Technology is changing that. In the old system, switching a production line from one product to another required stopping the line, cleaning it, and resetting all the tools and the parameters. Thanks to collaborative robots and augmented reality tools, manufacturers can switch products at almost no cost, Scalabre says. What’s more, the introduction of IoT and digital twinning can boost productivity by 20% to 30%. Manufacturers now have a lot more flexibility. They don’t need to go offshore to obtain productivity gains because the new factories are much smaller so they can be closer to consumer markets. All this means that whereas products were once made to specifications, now they can be made to order, says Scalabre, driving the trend toward personalization.
Take beauty products. Now, a consumer can go into a shop, have their skin analyzed and order a special blend that a small, nearby factory delivers within a few hours. Or running shoes. Consumers can go into a Nike or Adidas store, have a 3D model made of their feet and order customized 3D-printed sneakers. While today such orders only represent a small percentage of global production there is a clear demand from consumers for “my cream, my shoes, my clothing,” Scalabre says. “Every industrial company that is making a choice about a design of a new factory in the
next 10 years is basically thinking about this at this very moment,’ he says. “There will not be 100% mass customization — it will likely impact maybe 15% to 30% of the market — but it is happening. The traditional value chain will be broken apart and all the downstream manufacturers will move closer to the consumer market.”

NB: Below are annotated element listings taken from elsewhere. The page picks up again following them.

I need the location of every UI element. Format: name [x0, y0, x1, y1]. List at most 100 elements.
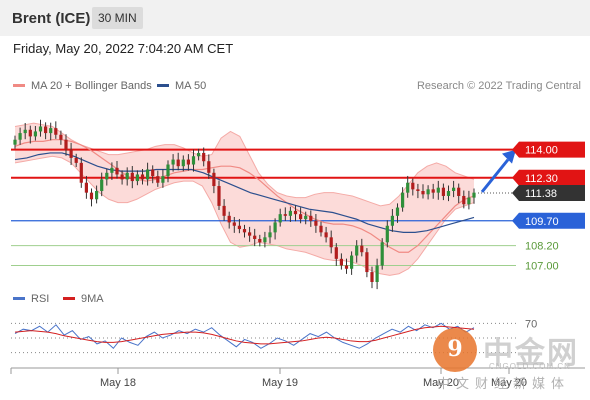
research-credit: Research © 2022 Trading Central [416, 80, 581, 92]
x-tick-label: May 18 [100, 377, 136, 389]
level-label: 112.30 [525, 173, 558, 185]
candle-body [385, 225, 389, 243]
candle-body [146, 169, 150, 180]
candle-body [181, 159, 185, 167]
level-label: 108.20 [525, 241, 559, 253]
level-tag [512, 184, 585, 201]
candle-body [446, 191, 451, 196]
ma20-line [14, 139, 475, 253]
legend-ma50: MA 50 [157, 80, 206, 92]
candle-body [467, 197, 471, 205]
candle-body [186, 159, 190, 165]
rsi-9ma-line [14, 325, 475, 345]
candle-body [69, 149, 73, 158]
legend-swatch-rsi [13, 296, 25, 300]
candle-body [38, 126, 43, 132]
x-tick-label: May 19 [262, 377, 298, 389]
rsi-line [14, 322, 475, 349]
watermark-sub: 中文财经新媒体 [437, 376, 571, 391]
candle-body [268, 232, 272, 238]
candle-body [44, 126, 48, 134]
candle-body [84, 182, 88, 193]
bollinger-band-area [15, 123, 474, 276]
x-axis: May 18 May 19 May 20 May 20 [10, 367, 585, 389]
candle-body [130, 172, 134, 182]
candle-body [375, 265, 379, 282]
candle-body [421, 191, 425, 195]
x-tick-label: May 20 [491, 377, 527, 389]
candle-body [140, 174, 145, 180]
candle-body [299, 214, 303, 220]
legend-label-ma50: MA 50 [175, 80, 207, 92]
candle-body [472, 192, 476, 198]
candle-body [395, 207, 400, 216]
candle-body [227, 215, 231, 223]
level-labels: 114.00 112.30 111.38 109.70 108.20 107.00 [512, 141, 585, 272]
candle-body [339, 258, 343, 266]
candle-body [457, 187, 461, 196]
rsi-level-label: 70 [525, 318, 537, 330]
legend-swatch-ma20 [13, 83, 25, 87]
candle-body [115, 167, 119, 175]
candle-body [161, 176, 165, 183]
candle-body [411, 182, 415, 190]
ma50-line [14, 152, 475, 233]
level-tag [512, 169, 585, 186]
candle-body [151, 169, 155, 177]
forecast-arrow-line [480, 158, 510, 193]
candle-body [360, 245, 364, 253]
candle-body [319, 225, 323, 233]
candle-body [253, 235, 257, 239]
candle-body [217, 186, 221, 206]
candle-body [23, 129, 27, 134]
candle-body [263, 237, 267, 243]
candle-body [355, 245, 359, 256]
bollinger-bands [14, 122, 475, 276]
candle-body [242, 229, 247, 233]
candle-body [202, 152, 206, 162]
instrument-title: Brent (ICE) [12, 10, 91, 27]
candle-body [324, 232, 328, 238]
legend-label-rsi: RSI [31, 293, 50, 305]
bollinger-upper-line [14, 122, 475, 207]
candle-body [283, 214, 287, 216]
watermark-logo-glyph: 9 [447, 336, 463, 362]
candle-body [13, 139, 17, 145]
candle-body [89, 192, 94, 200]
candle-body [49, 128, 53, 134]
level-tag [512, 141, 585, 158]
interval-button[interactable]: 30 MIN [92, 7, 143, 29]
candle-body [197, 152, 201, 157]
candle-body [329, 237, 333, 248]
candle-body [100, 179, 104, 191]
level-label: 111.38 [525, 188, 557, 200]
candle-body [344, 265, 349, 269]
legend-label-9ma: 9MA [81, 293, 104, 305]
candle-body [314, 220, 318, 226]
candle-body [278, 214, 282, 223]
forecast-arrow-head [502, 149, 516, 164]
candle-body [365, 252, 369, 273]
level-tag [512, 212, 585, 229]
candle-body [309, 215, 313, 221]
candle-body [28, 129, 32, 137]
candle-body [64, 139, 68, 150]
candle-body [401, 192, 405, 208]
candle-body [54, 128, 58, 135]
candle-body [212, 172, 216, 187]
candle-body [334, 247, 338, 259]
candle-body [125, 172, 129, 180]
candle-body [95, 191, 99, 200]
candle-body [232, 222, 236, 226]
candle-body [222, 205, 226, 216]
candle-body [74, 157, 78, 163]
bollinger-lower-line [14, 155, 475, 276]
candle-body [350, 255, 354, 269]
watermark-url: CNGOLD.COM.CN [489, 362, 571, 371]
level-lines [11, 148, 516, 266]
candle-body [416, 189, 420, 191]
candle-body [258, 238, 262, 243]
rsi-panel: 70 [11, 318, 537, 354]
candle-body [380, 242, 384, 266]
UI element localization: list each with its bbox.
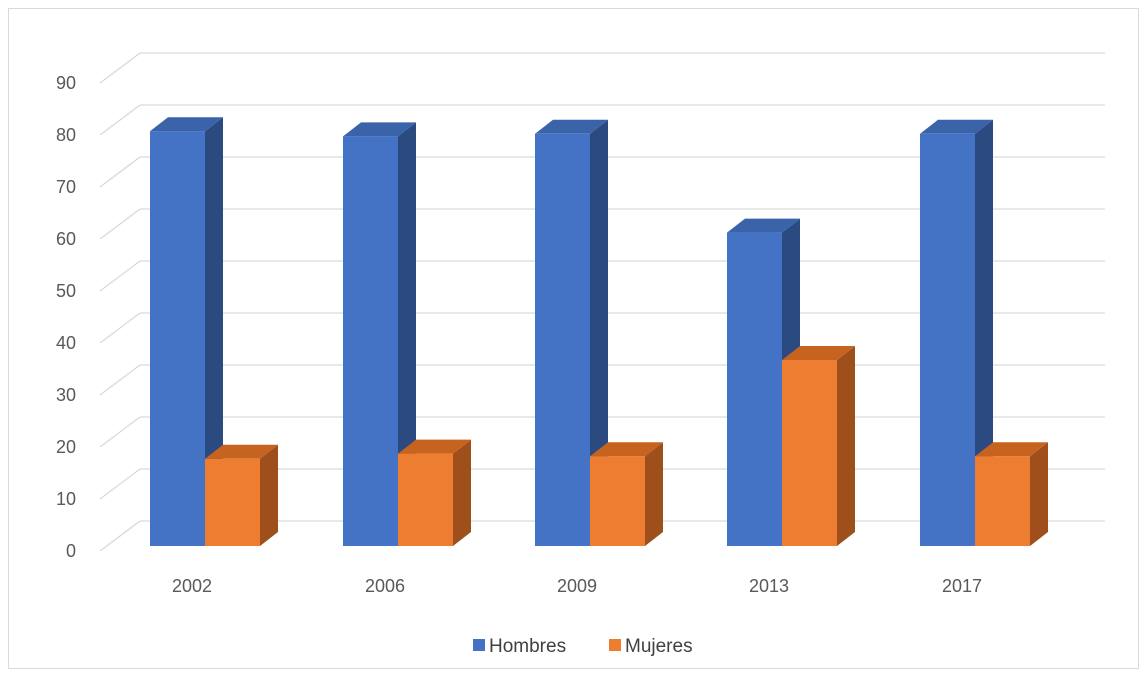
- bar-front: [920, 133, 975, 547]
- bar-front: [535, 133, 590, 547]
- bar-side: [590, 119, 608, 547]
- bar-top: [205, 444, 278, 459]
- y-axis: 0 10 20 30 40 50 60 70 80 90: [56, 73, 76, 561]
- bar-top: [590, 442, 663, 457]
- gridline-depth: [99, 520, 141, 552]
- gridline-depth: [99, 260, 141, 292]
- bar-side: [260, 444, 278, 546]
- bar-side: [398, 122, 416, 547]
- x-tick-label: 2009: [557, 576, 597, 596]
- legend-swatch-mujeres: [609, 639, 621, 651]
- x-tick-label: 2013: [749, 576, 789, 596]
- bar-side: [453, 439, 471, 546]
- bar-top: [535, 119, 608, 134]
- y-tick-label: 70: [56, 177, 76, 197]
- bar-top: [920, 119, 993, 134]
- bar-top: [343, 122, 416, 137]
- bar-side: [1030, 442, 1048, 546]
- gridline-depth: [99, 52, 141, 84]
- gridline-depth: [99, 364, 141, 396]
- bar-top: [727, 218, 800, 233]
- bar-hombres-2017: [920, 119, 993, 547]
- bar-front: [150, 131, 205, 546]
- y-tick-label: 40: [56, 333, 76, 353]
- bar-front: [727, 232, 782, 546]
- bar-mujeres-2017: [975, 442, 1048, 546]
- gridline-depth: [99, 104, 141, 136]
- bar-mujeres-2009: [590, 442, 663, 546]
- legend-label-hombres: Hombres: [489, 636, 566, 657]
- gridline-depth: [99, 156, 141, 188]
- bar-top: [398, 439, 471, 454]
- bar-top: [975, 442, 1048, 457]
- x-tick-label: 2006: [365, 576, 405, 596]
- legend-swatch-hombres: [473, 639, 485, 651]
- bar-front: [590, 456, 645, 546]
- bar-front: [343, 136, 398, 546]
- x-tick-label: 2002: [172, 576, 212, 596]
- bar-side: [975, 119, 993, 547]
- bar-front: [398, 453, 453, 546]
- y-tick-label: 60: [56, 229, 76, 249]
- bar-side: [837, 346, 855, 546]
- bar-front: [205, 458, 260, 546]
- bar-top: [782, 346, 855, 360]
- bar-mujeres-2006: [398, 439, 471, 546]
- legend-label-mujeres: Mujeres: [625, 636, 693, 657]
- y-tick-label: 30: [56, 385, 76, 405]
- bar-hombres-2009: [535, 119, 608, 547]
- y-tick-label: 20: [56, 437, 76, 457]
- bar-side: [645, 442, 663, 546]
- gridline-depth: [99, 416, 141, 448]
- bar-mujeres-2013: [782, 346, 855, 546]
- bar-front: [975, 456, 1030, 546]
- bar-hombres-2002: [150, 117, 223, 546]
- y-tick-label: 0: [66, 541, 76, 561]
- gridline-depth: [99, 312, 141, 344]
- bar-hombres-2006: [343, 122, 416, 547]
- y-tick-label: 50: [56, 281, 76, 301]
- bar-mujeres-2002: [205, 444, 278, 546]
- x-tick-label: 2017: [942, 576, 982, 596]
- gridline-depth: [99, 208, 141, 240]
- y-tick-label: 10: [56, 489, 76, 509]
- bar-side: [205, 117, 223, 546]
- bar-top: [150, 117, 223, 132]
- x-axis: 2002 2006 2009 2013 2017: [172, 576, 982, 596]
- gridline-depth: [99, 468, 141, 500]
- legend: Hombres Mujeres: [473, 636, 693, 657]
- bar-front: [782, 360, 837, 546]
- bars-layer: [150, 117, 1048, 547]
- y-tick-label: 90: [56, 73, 76, 93]
- y-tick-label: 80: [56, 125, 76, 145]
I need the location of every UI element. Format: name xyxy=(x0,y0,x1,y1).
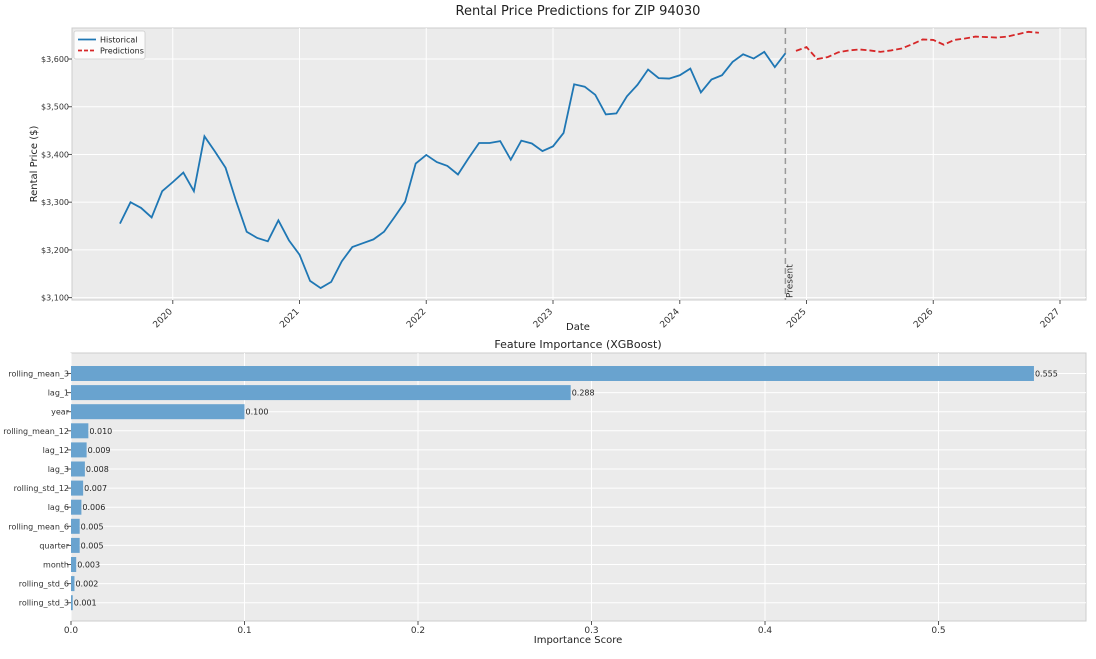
category-label: rolling_mean_3 xyxy=(8,370,69,379)
category-label: year xyxy=(51,408,70,417)
historical-series-line xyxy=(119,50,787,290)
bar-chart-title: Feature Importance (XGBoost) xyxy=(494,338,661,351)
y-tick-label: $3,500 xyxy=(41,103,69,112)
x-tick-label: 0.1 xyxy=(237,626,251,636)
line-chart-x-axis-label: Date xyxy=(566,322,590,333)
x-tick-label: 0.5 xyxy=(931,626,945,636)
category-label: quarter xyxy=(39,541,69,550)
bar-value-label: 0.005 xyxy=(81,522,104,531)
category-label: rolling_std_12 xyxy=(14,484,69,493)
bar-chart: 0.555 0.288 0.100 0.010 0.009 0.008 0.007 0.006… xyxy=(3,338,1087,646)
bar-value-label: 0.007 xyxy=(84,484,107,493)
y-tick-label: $3,200 xyxy=(41,246,69,255)
importance-bar xyxy=(71,461,85,477)
present-marker-label: Present xyxy=(785,264,795,298)
bar-value-label: 0.001 xyxy=(74,599,97,608)
importance-bar xyxy=(71,423,89,439)
category-label: rolling_std_3 xyxy=(19,599,69,608)
importance-bar xyxy=(71,518,80,534)
bar-value-label: 0.010 xyxy=(89,427,112,436)
bar-value-label: 0.005 xyxy=(81,541,104,550)
category-label: rolling_mean_6 xyxy=(8,522,69,531)
importance-bar xyxy=(71,499,82,515)
category-label: rolling_mean_12 xyxy=(3,427,69,436)
predictions-series-line xyxy=(795,30,1039,60)
category-label: lag_3 xyxy=(48,465,69,474)
bar-chart-ticks: 0.0 0.1 0.2 0.3 0.4 0.5 rolling_mean_3 lag_1yea… xyxy=(3,370,945,637)
importance-bar xyxy=(71,385,571,401)
legend-predictions-label: Predictions xyxy=(100,47,144,56)
bar-value-label: 0.100 xyxy=(246,408,269,417)
importance-bar xyxy=(71,557,77,572)
bar-value-label: 0.009 xyxy=(88,446,111,455)
bar-chart-grid xyxy=(70,353,1086,621)
bar-value-label: 0.288 xyxy=(572,389,595,398)
importance-bar xyxy=(71,576,75,592)
bar-chart-x-axis-label: Importance Score xyxy=(534,635,623,646)
y-tick-label: $3,600 xyxy=(41,55,69,64)
line-chart: 2020 2021 2022 2023 2024 2025 2026 2027$3,100$3… xyxy=(29,4,1087,333)
category-label: rolling_std_6 xyxy=(19,580,69,589)
x-tick-label: 0.3 xyxy=(584,626,598,636)
importance-bar xyxy=(71,442,87,458)
importance-bar xyxy=(71,537,80,553)
y-tick-label: $3,400 xyxy=(41,150,69,159)
line-plot-area xyxy=(71,27,1087,301)
legend-historical-label: Historical xyxy=(100,36,137,45)
bar-value-label: 0.002 xyxy=(75,580,98,589)
line-chart-grid xyxy=(72,28,1086,300)
line-chart-legend: Historical Predictions xyxy=(73,30,146,60)
y-tick-label: $3,300 xyxy=(41,198,69,207)
x-tick-label: 0.0 xyxy=(64,626,79,636)
line-chart-title: Rental Price Predictions for ZIP 94030 xyxy=(456,4,701,19)
bar-value-label: 0.555 xyxy=(1035,370,1058,379)
bar-value-label: 0.003 xyxy=(77,561,100,570)
line-chart-y-axis-label: Rental Price ($) xyxy=(29,126,40,203)
x-tick-label: 0.2 xyxy=(411,626,425,636)
importance-bar xyxy=(71,595,73,611)
bar-value-label: 0.006 xyxy=(82,503,105,512)
importance-bar xyxy=(71,480,84,496)
importance-bar xyxy=(71,366,1034,381)
category-label: month xyxy=(43,561,69,570)
category-label: lag_6 xyxy=(48,503,69,512)
line-chart-series xyxy=(119,28,1039,300)
category-label: lag_12 xyxy=(43,446,69,455)
importance-bar xyxy=(71,404,245,420)
x-tick-label: 0.4 xyxy=(758,626,773,636)
legend-box xyxy=(73,30,146,60)
y-tick-label: $3,100 xyxy=(41,294,69,303)
bar-value-label: 0.008 xyxy=(86,465,109,474)
bar-chart-bars: 0.555 0.288 0.100 0.010 0.009 0.008 0.007 0.006… xyxy=(71,366,1058,611)
category-label: lag_1 xyxy=(48,389,69,398)
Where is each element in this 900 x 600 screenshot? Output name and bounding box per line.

China is among the fastest to embrace Industry 4.0 technologies, says Scalabre. “It will be one of the few countries in the world that will lead the way,” he says. “It will no longer be the factory of the world. It will build local factories for local customers.” Given that the next billion consumers in China are projected to inject more growth into the economy in the next five years than the top five mature European markets together, targeting their home market will make economic sense.
A Lesson in Disruption
So what can other industries learn from the disruption of manufacturing? “You may not care at all about apparel but you should consider this as a roadmap for technology-based disruption,” says Bombsheller founder Holman. “If we have surgical robots and self-driving cars then we will have self-driving sewing machines that allow us to re-engineer the apparel industry. That is what we are trying to show people.”
He warns industry leaders, “you are not immune. Don’t fixate on sewing machines because with the adoption of machine learning there will be something analogous in your industry and people you never heard of who have just dropped out of college will do an end-run around you.”